8 Min. Lesezeit Henrik Schneider
Real-Case Cover: Serienmotiv Real Cases

In diesem Format beleuchten wir reale Lessons-Learned-Fälle aus unserem Projektfundus und dem Logistik- und SCM-Kosmos. Wir zeigen die Ausgangslage, den Umsetzungsansatz beziehungsweise die Lösung sowie die konkreten Maßnahmen.

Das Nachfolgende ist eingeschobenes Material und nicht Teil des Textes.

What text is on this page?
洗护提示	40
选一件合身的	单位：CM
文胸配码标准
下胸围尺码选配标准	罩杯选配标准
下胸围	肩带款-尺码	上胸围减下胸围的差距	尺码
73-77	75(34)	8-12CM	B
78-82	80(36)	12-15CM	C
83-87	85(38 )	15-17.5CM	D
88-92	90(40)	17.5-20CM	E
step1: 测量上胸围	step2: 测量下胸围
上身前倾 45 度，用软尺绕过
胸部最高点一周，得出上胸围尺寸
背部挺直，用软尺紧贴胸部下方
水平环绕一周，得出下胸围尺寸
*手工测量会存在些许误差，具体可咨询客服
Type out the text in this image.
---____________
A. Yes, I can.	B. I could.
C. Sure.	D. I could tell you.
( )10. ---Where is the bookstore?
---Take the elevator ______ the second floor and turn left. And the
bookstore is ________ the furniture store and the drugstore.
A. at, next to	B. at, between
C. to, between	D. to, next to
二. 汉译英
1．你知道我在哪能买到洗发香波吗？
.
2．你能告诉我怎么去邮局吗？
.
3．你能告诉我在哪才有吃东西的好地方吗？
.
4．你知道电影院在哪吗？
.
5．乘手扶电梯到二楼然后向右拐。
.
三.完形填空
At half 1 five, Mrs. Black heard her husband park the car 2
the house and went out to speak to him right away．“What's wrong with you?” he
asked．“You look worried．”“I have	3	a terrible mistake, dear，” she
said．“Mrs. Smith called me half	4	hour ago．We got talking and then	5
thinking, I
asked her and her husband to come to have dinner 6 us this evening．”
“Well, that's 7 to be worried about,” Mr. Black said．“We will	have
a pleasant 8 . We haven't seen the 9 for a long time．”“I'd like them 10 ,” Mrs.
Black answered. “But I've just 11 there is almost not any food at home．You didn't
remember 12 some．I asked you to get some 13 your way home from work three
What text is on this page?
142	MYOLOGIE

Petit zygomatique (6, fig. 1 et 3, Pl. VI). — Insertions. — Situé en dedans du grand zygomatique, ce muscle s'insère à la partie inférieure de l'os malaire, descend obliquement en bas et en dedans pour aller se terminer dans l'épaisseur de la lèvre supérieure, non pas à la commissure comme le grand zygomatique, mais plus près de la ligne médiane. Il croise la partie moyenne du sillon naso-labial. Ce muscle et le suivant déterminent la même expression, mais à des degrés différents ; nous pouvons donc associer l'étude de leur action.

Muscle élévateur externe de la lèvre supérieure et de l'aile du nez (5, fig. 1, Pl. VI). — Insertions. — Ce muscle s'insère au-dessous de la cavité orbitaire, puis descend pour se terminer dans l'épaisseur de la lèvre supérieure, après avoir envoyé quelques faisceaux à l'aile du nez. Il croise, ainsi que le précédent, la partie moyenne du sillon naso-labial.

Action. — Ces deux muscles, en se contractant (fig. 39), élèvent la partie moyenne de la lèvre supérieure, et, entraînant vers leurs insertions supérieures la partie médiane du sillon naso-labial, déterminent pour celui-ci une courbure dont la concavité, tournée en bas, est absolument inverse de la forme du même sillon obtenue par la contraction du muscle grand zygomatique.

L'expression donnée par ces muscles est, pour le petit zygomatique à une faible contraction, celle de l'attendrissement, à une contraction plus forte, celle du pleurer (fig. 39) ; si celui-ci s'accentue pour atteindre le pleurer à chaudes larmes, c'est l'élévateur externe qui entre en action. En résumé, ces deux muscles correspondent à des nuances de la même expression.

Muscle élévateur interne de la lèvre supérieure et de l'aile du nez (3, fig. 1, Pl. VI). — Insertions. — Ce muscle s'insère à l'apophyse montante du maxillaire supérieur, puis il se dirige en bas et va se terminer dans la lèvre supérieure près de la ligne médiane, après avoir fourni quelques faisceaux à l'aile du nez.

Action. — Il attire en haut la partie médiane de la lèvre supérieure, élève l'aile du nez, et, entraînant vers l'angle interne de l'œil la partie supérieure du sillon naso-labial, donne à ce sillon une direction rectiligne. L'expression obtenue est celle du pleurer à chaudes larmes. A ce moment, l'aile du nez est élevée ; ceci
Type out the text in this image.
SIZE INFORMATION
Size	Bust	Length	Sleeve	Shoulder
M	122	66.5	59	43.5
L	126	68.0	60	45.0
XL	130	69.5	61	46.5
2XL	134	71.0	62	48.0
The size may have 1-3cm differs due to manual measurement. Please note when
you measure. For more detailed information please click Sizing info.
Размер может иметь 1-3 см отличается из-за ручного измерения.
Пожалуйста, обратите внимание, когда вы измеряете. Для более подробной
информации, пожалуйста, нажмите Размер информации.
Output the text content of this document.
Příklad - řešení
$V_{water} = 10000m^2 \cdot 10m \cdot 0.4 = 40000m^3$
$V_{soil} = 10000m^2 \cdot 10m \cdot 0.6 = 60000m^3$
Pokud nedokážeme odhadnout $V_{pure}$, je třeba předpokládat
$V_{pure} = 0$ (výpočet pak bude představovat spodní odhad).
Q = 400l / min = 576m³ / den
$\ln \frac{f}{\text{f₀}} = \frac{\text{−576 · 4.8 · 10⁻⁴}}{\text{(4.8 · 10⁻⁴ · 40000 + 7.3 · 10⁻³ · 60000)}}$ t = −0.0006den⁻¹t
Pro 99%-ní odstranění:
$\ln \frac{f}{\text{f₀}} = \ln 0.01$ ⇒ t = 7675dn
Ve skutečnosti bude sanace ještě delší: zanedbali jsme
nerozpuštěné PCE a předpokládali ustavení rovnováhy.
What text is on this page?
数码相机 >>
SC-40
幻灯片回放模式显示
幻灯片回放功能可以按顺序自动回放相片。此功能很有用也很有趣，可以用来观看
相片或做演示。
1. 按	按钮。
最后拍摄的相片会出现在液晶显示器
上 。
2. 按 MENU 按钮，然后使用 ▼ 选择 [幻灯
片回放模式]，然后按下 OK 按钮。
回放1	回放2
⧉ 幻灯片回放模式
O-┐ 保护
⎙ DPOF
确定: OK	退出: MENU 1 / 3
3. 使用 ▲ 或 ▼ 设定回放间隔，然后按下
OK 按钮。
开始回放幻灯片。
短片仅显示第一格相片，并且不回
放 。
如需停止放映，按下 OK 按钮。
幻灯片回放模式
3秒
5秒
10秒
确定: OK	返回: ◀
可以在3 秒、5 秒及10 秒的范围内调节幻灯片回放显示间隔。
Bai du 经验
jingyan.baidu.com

Ausgangslage: Wenn Effizienz auf Realität trifft

Ein mittelständisches Unternehmen stand vor einer typischen Herausforderung: Das bestehende Lager platzte aus allen Nähten, die Kommissionierzeiten stiegen kontinuierlich und Fehlerquoten belasteten die Kundenzufriedenheit. Die Lösung schien klar – eine komplette Umstrukturierung mit optimierten Lagerzonen und effizienten Kommissionierwegen.

Das Planungsteam arbeitete monatelang an der perfekten Lösung: ABC-Analyse für die Artikelplatzierung, verkürzte Laufwege durch intelligente Zonierung und ein durchdachtes Pick-Path-System. Auf dem Papier war alles perfekt – 25% weniger Laufwege, 30% höhere Durchsatzraten und eine deutlich verbesserte Flächennutzung.

Doch dann kam der Go-Live-Tag…

Umsetzungsansatz: Anatomie eines Planungsdesasters

Die Umstellung erfolgte über das Wochenende. Am Montagmorgen standen die Mitarbeiter vor völlig veränderten Strukturen. Bekannte Wege existierten nicht mehr, Artikel standen an neuen Plätzen, und die gewohnten Arbeitsabläufe funktionierten plötzlich nicht mehr.

Das Ergebnis? Statt der geplanten Effizienzsteigerung brach die Leistung in der ersten Woche um 40% ein. Kommissionierfehler verdreifachten sich, die Mitarbeiterzufriedenheit sank drastisch, und Überstunden explodierten. Was war schiefgelaufen?

Der Planungsfehler lag nicht in der Technik, sondern in der Kommunikation.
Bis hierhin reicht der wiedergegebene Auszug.